What the Western tradition has tried to do is to focus on personal salvation through personal conduct but it does not work. We live well because we should live well. As to whether we shall be saved, the theology is coherent: the consequence of our wrong choices was death so Jesus died and rose again so that we should be saved from the consequence of death, that in spite of our wrong choices we should not die forever. So here is Paul proclaiming that the trumpet shall sound and the dead shall be raised incorruptible, and here are we promised an eternal life in the company of God; and who is anybody, be he or she the most eminent moralist, to say that it will be otherwise. OU doctrine of eternal damnation and punishment is at best very insecure. At a mundane level, we do not know where the line is to be drawn between sin and sickness; we do not know how the relationship works between our nature and our nurture. At a moral level we do not accurately know how we are to understand our collective moral responsibility. And at a theological level we cannot fathom the depth of God's love and mercy. As David Bentley Hart puts it: can any of us think of a sin so bad that it merits eternal damnation? I think not.

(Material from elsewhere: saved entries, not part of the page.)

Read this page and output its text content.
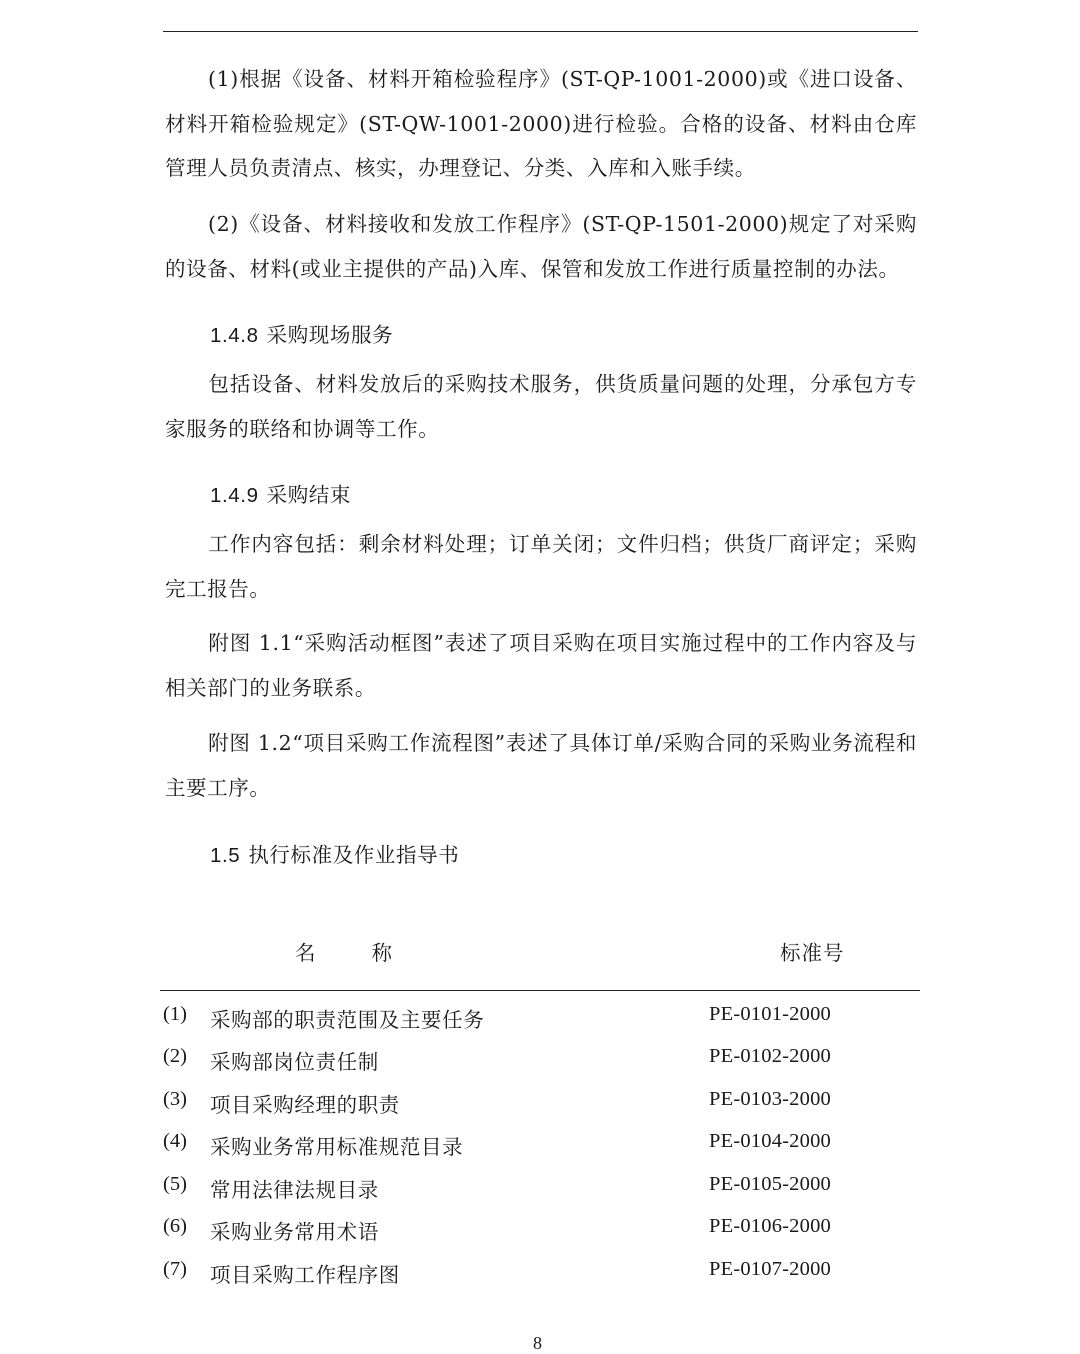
(1)根据《设备、材料开箱检验程序》(ST-QP-1001-2000)或《进口设备、材料开箱检验规定》(ST-QW-1001-2000)进行检验。合格的设备、材料由仓库管理人员负责清点、核实，办理登记、分类、入库和入账手续。
(2)《设备、材料接收和发放工作程序》(ST-QP-1501-2000)规定了对采购的设备、材料(或业主提供的产品)入库、保管和发放工作进行质量控制的办法。
1.4.8 采购现场服务
包括设备、材料发放后的采购技术服务，供货质量问题的处理，分承包方专家服务的联络和协调等工作。
1.4.9 采购结束
工作内容包括：剩余材料处理；订单关闭；文件归档；供货厂商评定；采购完工报告。
附图 1.1“采购活动框图”表述了项目采购在项目实施过程中的工作内容及与相关部门的业务联系。
附图 1.2“项目采购工作流程图”表述了具体订单/采购合同的采购业务流程和主要工序。
1.5 执行标准及作业指导书
名称	标准号
(1) 采购部的职责范围及主要任务	PE-0101-2000
(2) 采购部岗位责任制	PE-0102-2000
(3) 项目采购经理的职责	PE-0103-2000
(4) 采购业务常用标准规范目录	PE-0104-2000
(5) 常用法律法规目录	PE-0105-2000
(6) 采购业务常用术语	PE-0106-2000
(7) 项目采购工作程序图	PE-0107-2000
8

Much of what passes for moral judgment, particularly inside Western Christian Churches is the ruthless and unacceptable exercise of hierarchical power.
So as we celebrate the end of another cycle of worship, what I want us to think about is the ways in which we need to fulfil the purposes of God for us, not because it will save us, because it won't, but because there is nothing more wonderful than loving. So here are five very different ways of loving that we might want to focus on during our Summer break:
- First, for all its faults and its woes, let us thank god for the diverse wonders and beauty of creation; and, in valuing it, let us be more determined not to spoil what we inherited but to enhance it, to leave the earth a better place than we found it
- Secondly, and within that first charge, let us be more sensitively conscious of beauty and respond to it not only with appreciation but with creativity; let us add to the beauty however we might rather than just appreciating it
- Thirdly, let us be mindful of tiny things, not thinking anything too small for our attention, whether that is an act of kindness or an act of restoration; big things will go wrong in the world over which we have little control so let us at least do what we can we dedicate and attention to detail
- Fourthly let us, in viewing the ills of the world, not give up hope but be brave and persistent in our efforts to secure a better world for our children;
- Finally, let us use our gifts and our freedom for the mutual building up of all our different communities; it may be easy to condemn and to belittle but it is so much more skilful and rewarding to support and to praise.
In summary, let us make the world a place where it is easier for more people to smile, and doing so, let us smile ourselves, not only in the world, but even in church.